Not to go into each of your counter-examples, but while some of them can't be done remotely today, surely we can get there.
Eg. how far away are we from having remote-controlled tractors and combine-harvesters? Sure, get them home into a garage when they need servicing.
Hospitality? There are places which, especially in the first pandemic year, have gone all hands-off (eg. get a token to access a property on your check-in without talking to anyone).
But rather than can we, I think the point should be should we? There's a psychological cost to working with people you've never met personally, never hanged around with... And some people will struggle to get any social activity happening in their lives without work.
I've worked remotely for 15+ years, but I don't think it's for everybody, or for anybody all the time.
People going to places is no the problem. The problem is the peak demand. (Eg. usual commute. Rush hour.)
It'd be much much better if people were spending all that fuel on traveling with friends to anywhere else. (Or just going to events/festivals.)
...
That said remote work without any IRL interaction is definitely psychologically unhealthy. But! Doing a twice monthly sprint rollover or whatever means a qualitatively different kind of transit than the daily commute.
You understand that agriculture didn't shut down because farmers couldn't sit on their tractors and pull equipment, but because nobody was buying the product they were producing, right?
That's... extremely totalitarian :) ...but legally forcing employers to allow remote work X days a week for jobs where it makes sense + solid investment in public transit would make wonders.
I’m not defending totalitarianism, but capitalist democracy really does a piss poor job at controlling negative externalities, to the point that I’m not really convinced it’s a good system of governance anymore.
Ok, so instead of “force companies to allow remote work” it’s “tax companies that don’t allow remote work a bajillion dollars a microsecond”. What’s the practical difference there?
There’s no intellectually defensible way to price the externalities off remote work at a bajillion dollars a microsecond.
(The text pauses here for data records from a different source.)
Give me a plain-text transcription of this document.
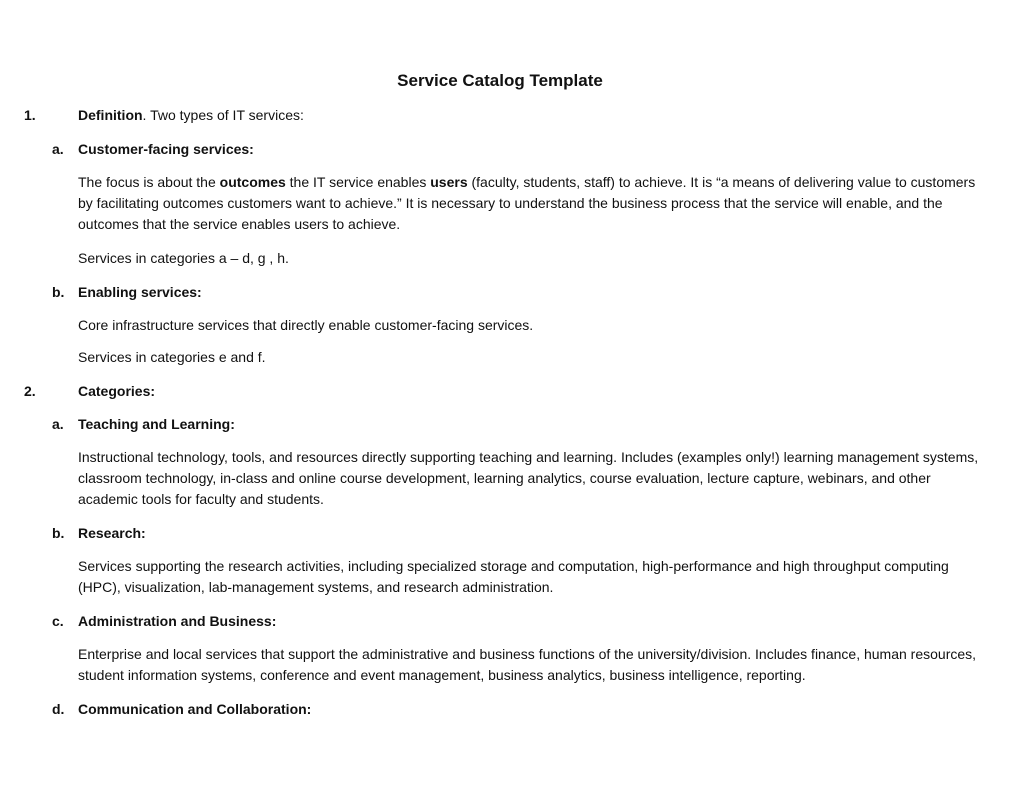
Service Catalog Template
1.	Definition. Two types of IT services:
a. Customer-facing services:
The focus is about the outcomes the IT service enables users (faculty, students, staff) to achieve. It is “a means of delivering value to customers by facilitating outcomes customers want to achieve.” It is necessary to understand the business process that the service will enable, and the outcomes that the service enables users to achieve.
Services in categories a – d, g , h.
b. Enabling services:
Core infrastructure services that directly enable customer-facing services.
Services in categories e and f.
2.	Categories:
a. Teaching and Learning:
Instructional technology, tools, and resources directly supporting teaching and learning. Includes (examples only!) learning management systems, classroom technology, in-class and online course development, learning analytics, course evaluation, lecture capture, webinars, and other academic tools for faculty and students.
b. Research:
Services supporting the research activities, including specialized storage and computation, high-performance and high throughput computing (HPC), visualization, lab-management systems, and research administration.
c. Administration and Business:
Enterprise and local services that support the administrative and business functions of the university/division. Includes finance, human resources, student information systems, conference and event management, business analytics, business intelligence, reporting.
d. Communication and Collaboration:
On some level you have to trust someone somewhere to do a good job. Taxes are tools to help that, not a substitute for it.
There’s also no intellectually defensible way to price quite a number of potential negative externalities. Dumping toxic waste in drinking water reservoirs, for instance, shouldn’t be allowed at any price. So I don’t think taxes are the actual answer for a lot of things, you just have to straight up ban them.
No, you can price that. The cost will be so high that people won’t do it and pay the price. That’s the point. You can set a price on emissions or pollution and if it’s a small amount the piece may be worth paying. At higher levels you figure out how to do something else that is not that. You don’t just continue what you were doing at greater scale.
um, the tax should be on the externalities. like the pollution due to commute, road wear, the generated traffic contributing to the peak. (eg. if you start work at ~11 instead of at 9 you contribute less to the peak)
Capitalism operates fine when you tax the externalities, it’s democracy that has an issue setting up the taxes rationally rather than based on which groups have political power.